People also can be easily defrauded. "The output you get from these tools is convincing, and I can see them being used to initiate phishing attacks," Zadeh said.
Cybersecurity threats have emerged as people put malicious prompts into a chatbot to make it spill data or say things it shouldn't. "The systems are trained and given rules and guardrails to do and not do certain things, but the internet is filled with people trying to break these rules for fun," Sastre said.
The future with this technology holds countless possibilities, from increased efficiency and scalability to new and quicker ways to use data. We will finally get personal assistants like Siri, Alexa and the like to answer queries with higher complexity as they keep getting smarter and smarter, with chatbots and voice systems replacing dashboards and reports, Arias said.

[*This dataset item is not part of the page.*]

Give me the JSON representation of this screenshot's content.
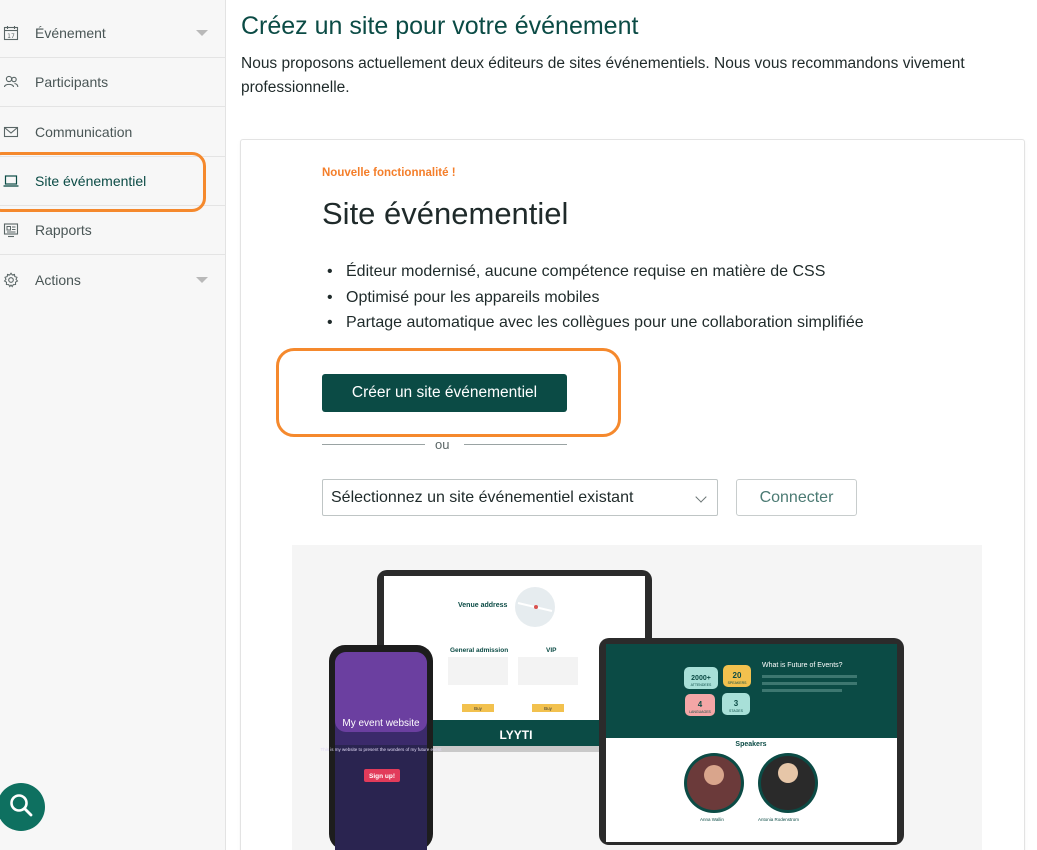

"The systems are trained and given rules and guardrails to do and not do certain things, but the internet is filled with people trying to break these rules for fun."
- Jon Sastre
"The biggest impact for the enterprise is that you can do more with less," he added. "One potential use case for generative AI is to have an assistant for business intelligence. We aim to create a digital experience that gives business leaders answers and insights using natural language as they need it."
Or even before they ask.
"You can put a voice to a chatbot, using tools like Amazon Lex," Sastre said. "It's something you can talk to that's almost like it's alive. It feels like magic. But in reality, it's not able to think – yet."
After a pause, he added, "It's not even close."